Structure of the ctrA promoter in S. meliloti.
A. Promoters of ctrA in C. crescentus and S. meliloti. Both promoters have two transcriptional sites (P1 and P2). In C. crescentus P2 is activated by CtrA-P while P1 is activated by GcrA and repressed by CtrA-P [20,64,72]. In S. meliloti the P1 and P2 transcriptional start sites have been previously defined by primer extension [28]. ChIP-Seq results identified 4 binding sites of CtrA in S. meliloti upstream P1 and P2 while previously a fifth one was discovered by DNase I footprinting [28]. The presence of CtrA binding sites suggests a potential control of transcription by CtrA; B. Details of the ChIP-Seq using antibodies against CtrA (blue) of the ctrA promoter region. C. Promoters P1 and P2 were fused to lacZ measuring the beta—galactosidase activity depleting CtrA for 4 hours.
Fig 6.
Proteolysis of CtrA is essential in S. meliloti and requires at least CpdR, RcdA and the last three amino acids of CtrA.

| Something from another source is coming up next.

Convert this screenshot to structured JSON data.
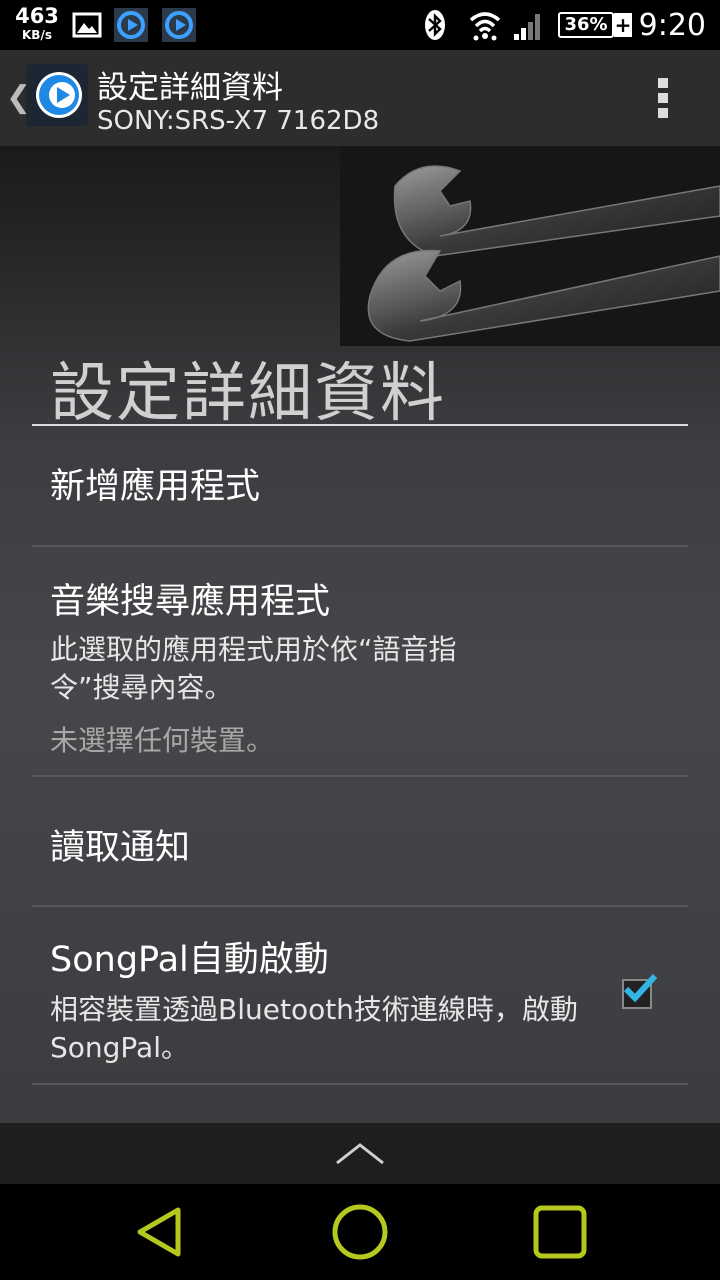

A. CtrA protein level changes during the cell cycle with a minimum around 120 min that corresponds to the G1-S transition [40]. Cells were synchronized and samples were collected every 30 minutes. CtrA antibodies were used to detect the protein level, protein levels were normalized for cell number and error bars represent standard error; B. Pulse-chase experiment of showing decrease over time of radiolabeled CtrA in S. meliloti cells. Values are averages from three separate experiments and the error bars represent standard deviation. C. Morphology of CtrA degradation defective mutants. CpdR- [29], although barely vital, shows compromised cell morphology. Cell depleted of RcdA for 7 hours also have altered morphology. Over-expression of rcdA for 7 hours causes cell elongation and division defects (Fig 1C). Overexpression of a stable version of CtrA (lacking the last three amino acids) for 7 hours causes altered cell morphology similar to that of the RcdA depletion strain. D. CtrA protein levels (% of CtrA in wild type cells) in the genetic backgrounds described in the panel C. Cell lysates were normalized for protein content, error bars represent standard error of three different replicates.
Fig 7.
Model of CtrA network in S. meliloti.
A. Scheme of genes regulated by CtrA. As reported in the legend two kinds of connections are reported: in red those confirmed by both ChIP-Seq and microarray and in yellow those not detected by microarrays but confirmed by other techniques. Phosphorylation of CtrA is essential [28] and the roles of DivJ, PLeC and CbrA have been previously described [33]. Despite the representation here, there is no indication of the preferred form of CtrA subjected to proteolysis. CtrA working on the promoters of genes is a simplification to represent of the direct effect of CtrA on transcription of the gene. B. Comparison between the circuit regulating cell cycle in S. meliloti and C. crescentus. Although the two organisms share the same logic of cell cycle regulatory circuit, differences in the factors connected and involved in the regulation of specific functions are present.